E não poderia aplicar-se também aos vinhos orgânicos e biodinâmicos, já que sem controlo nem garantias se tornam apenas uma questão de filosofia, não de qualidade?
Sim. Sem controlo é apenas uma questão de filosofia, mas não negam que não dispõem de fundos para fazer esse controlo. No nosso caso, financiamo-nos com as feiras e eventos que promovemos, dinheiro que vai pagar não só as análises e os inspectores, mas também o funcionamento da estrutura e os trabalhos de pesquisa e investigação que promovemos.
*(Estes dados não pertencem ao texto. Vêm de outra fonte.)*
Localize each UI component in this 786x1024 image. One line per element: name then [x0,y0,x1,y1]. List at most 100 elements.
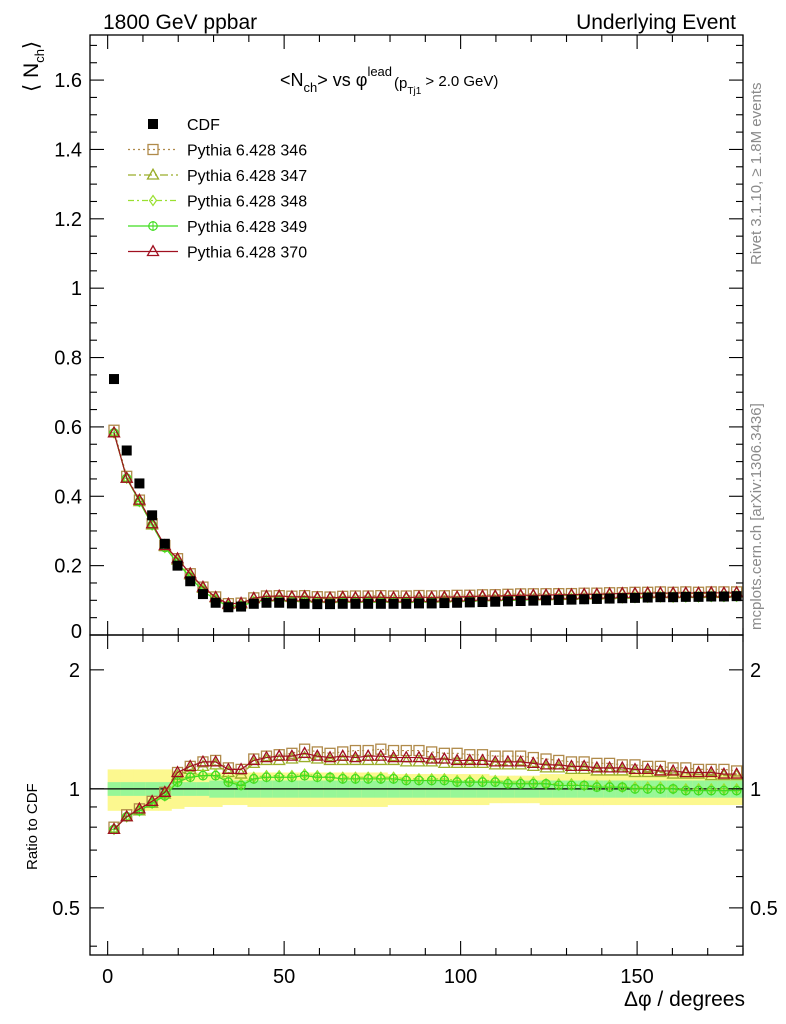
ratio-1-point [450,756,464,769]
ratio-0-point [311,746,323,758]
ratio-4-point [679,765,693,778]
ratio-1-point [577,762,591,775]
ratio-0-point [286,747,298,759]
ratio-4-point [145,794,159,806]
ratio-4-point [488,754,502,767]
cdf-point [172,560,183,571]
y-axis-label: ⟨ Nch⟩ [20,41,47,92]
cdf-point [566,594,577,605]
ratio-4-point [577,759,591,772]
ratio-4-point [272,749,286,761]
cdf-point [604,593,615,604]
ratio-4-point [285,749,299,761]
ratio-1-point [425,754,439,767]
cdf-point [401,598,412,609]
y-tick-label: 0.6 [54,417,82,439]
ratio-frame [89,634,744,956]
ratio-1-point [704,768,718,781]
cdf-point [579,594,590,605]
ratio-4-point [323,750,337,763]
ratio-0-point [502,750,514,762]
header-left: 1800 GeV ppbar [103,11,257,34]
ratio-0-point [324,747,336,759]
cdf-point [668,592,679,603]
legend-label: Pythia 6.428 348 [187,194,307,211]
legend-marker [147,143,159,156]
ratio-1-point [615,763,629,776]
ratio-1-point [539,760,553,773]
ratio-4-point [475,753,490,766]
ratio-4-point [615,760,629,773]
ratio-4-point [348,750,363,763]
ratio-1-point [310,751,324,764]
ratio-0-point [616,759,628,771]
y-tick-label: 1.2 [54,209,82,231]
mcplots-label: mcplots.cern.ch [arXiv:1306.3436] [748,403,765,630]
cdf-point [464,597,475,608]
cdf-point [185,576,196,587]
series-0 [108,424,743,610]
cdf-point [426,598,437,609]
ratio-4-point [450,753,464,766]
legend-label: Pythia 6.428 349 [187,219,307,236]
series-2 [109,426,741,612]
x-tick-label: 0 [102,966,113,988]
ratio-0-point [489,750,501,762]
cdf-point [223,602,234,613]
legend-label: Pythia 6.428 370 [187,245,307,262]
ratio-4-point [717,766,731,779]
cdf-point [502,596,513,607]
cdf-point [693,591,704,602]
ratio-4-point [158,785,172,797]
ratio-4-point [666,763,680,776]
series-line-4 [113,432,737,605]
ratio-1-point [590,763,604,776]
cdf-point [350,598,361,609]
series-4 [107,425,744,609]
ratio-y-axis-label: Ratio to CDF [24,783,41,870]
legend: CDF Pythia 6.428 346 Pythia 6.428 347 Pythi… [128,117,307,262]
cdf-point [375,598,386,609]
ratio-1-point [653,765,668,778]
ratio-4-point [653,763,668,776]
y-tick-label: 0.4 [54,486,82,508]
ratio-0-point [730,765,743,777]
ratio-4-point [514,754,528,767]
cdf-point [388,598,399,609]
ratio-4-point [170,765,185,778]
ratio-y-tick-label-right: 2 [750,660,761,682]
cdf-point [680,591,691,602]
cdf-point [528,595,539,606]
ratio-4-point [691,765,706,778]
ratio-1-point [348,753,363,766]
ratio-4-point [310,749,324,761]
ratio-4-point [120,809,134,822]
series-line-3 [113,432,737,607]
series-line-0 [113,430,737,605]
y-tick-label: 0.8 [54,348,82,370]
series-line-2 [113,432,737,607]
main-panel: 0 0.2 0.4 0.6 0.8 1 1.2 1.4 1.6 [54,34,744,955]
cdf-point [541,595,552,606]
rivet-label: Rivet 3.1.10, ≥ 1.8M events [748,83,765,266]
ratio-y-tick-label-right: 0.5 [750,898,778,920]
ratio-4-point [501,754,515,767]
legend-marker [148,194,158,207]
cdf-point [274,597,285,608]
ratio-0-point [642,760,654,773]
cdf-point [363,598,374,609]
y-tick-label: 1.4 [54,139,82,161]
cdf-point [617,593,628,604]
ratio-4-point [221,762,235,775]
ratio-0-point [705,763,717,776]
ratio-4-point [412,750,426,763]
cdf-point [147,510,158,521]
ratio-4-point [730,766,744,779]
ratio-4-point [374,749,388,761]
ratio-4-point [552,757,566,770]
cdf-point [261,597,272,608]
ratio-4-point [196,754,210,767]
ratio-4-point [183,759,197,772]
cdf-point [236,601,247,612]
E o que procuram com essas pesquisas e investigações? Para que caminhos apontam?
O principal objectivo é fazer aquilo que dizemos, fazer vinhos artesanais contemporâneos, com paladar e que perdurem no tempo, sem necessidade de quaisquer aditivos, tanto na vinha como na adega. A procura é por um artesanato mais qualificado e conhecedor para trabalhar sem necessitar de atalhos químicos. Os erros e acidentes no processo de vinificação podem acontecer, especialmente em anos difíceis, mas devem ser a excepção. Os defeitos do vinho não são consequência da agricultura natural e da vinificação, resultam de erros do produtor, e é isso que é preciso prevenir.

E como é que que o fazem?
Com conhecimento, é para isso que promovemos estudos e investigação. Fazemos formação para os nossos produtores e uma reunião no final de cada ano para dar conta do trabalho desenvolvido. Temos também uma escola itinerante de viticultura natural com um grupo de agrónomos que vão até aos agricultores. Quem falha e não quer aprender tem de sair, é posto fora. É através de método e do conhecimento que se alcançam os objectivos, tanto qualitativos como sanitários.

Pode o consumidor identificar diferenças entre um vinho natural, biodinâmico, orgânico, biológico ou convencional?
Um belíssimo exemplo, tive-o recentemente no Japão, quando uma senhora esperou por mim para me oferecer uma peça de louça. Mas porquê?, perguntei. Porque sinto uma emoção quando bebo os teus vinhos, disse. Também numa enoteca um jovem dizia que os meus vinhos lhe transmitiam uma energia especial. É uma coisa que nosso ADN reconhece. Não é apenas quanta fruta, mineral, álcool, mas antes quanta emoção te proporciona um vinho, tem de transmitir emoção.

Foto
Angiolino Maule dr

Mas essa emoção também é muitas vezes manifestada pelos consumidores dos vinhos convencionais...
Porque há qualquer coisa que os inebria, e não deveria estar associada ao álcool. Os vinhos naturais não estão associados à cultura do álcool, mas antes à cultura do território. Vinhos que não estão apenas ligados à ausência de pesticidas ou sulfitos, mas algo que traz emoção, que te transporta até um lugar qualquer.

Publicou também um livro, A concretização de um sonho — como fazer vinho apenas com uvas. É uma espécie bíblia para os vinhos naturais?
Não, não. Longe disso. Quando acabei apetecia-me logo começar outro, há muitas coisas que não entraram. É uma coisa que fiz com o apoio de um grupo de especialistas, com prefácio de Carlo Petrini, o fundador do movimento Slow Food. Um manual para fazer vinho natural, da escolha dos solos às técnicas de cultivo e de trabalho na adega. Ideal para os jovens enólogos, acabados de sair da faculdade, ou para aqueles que são contra os vinhos naturais encontram ali muita informação.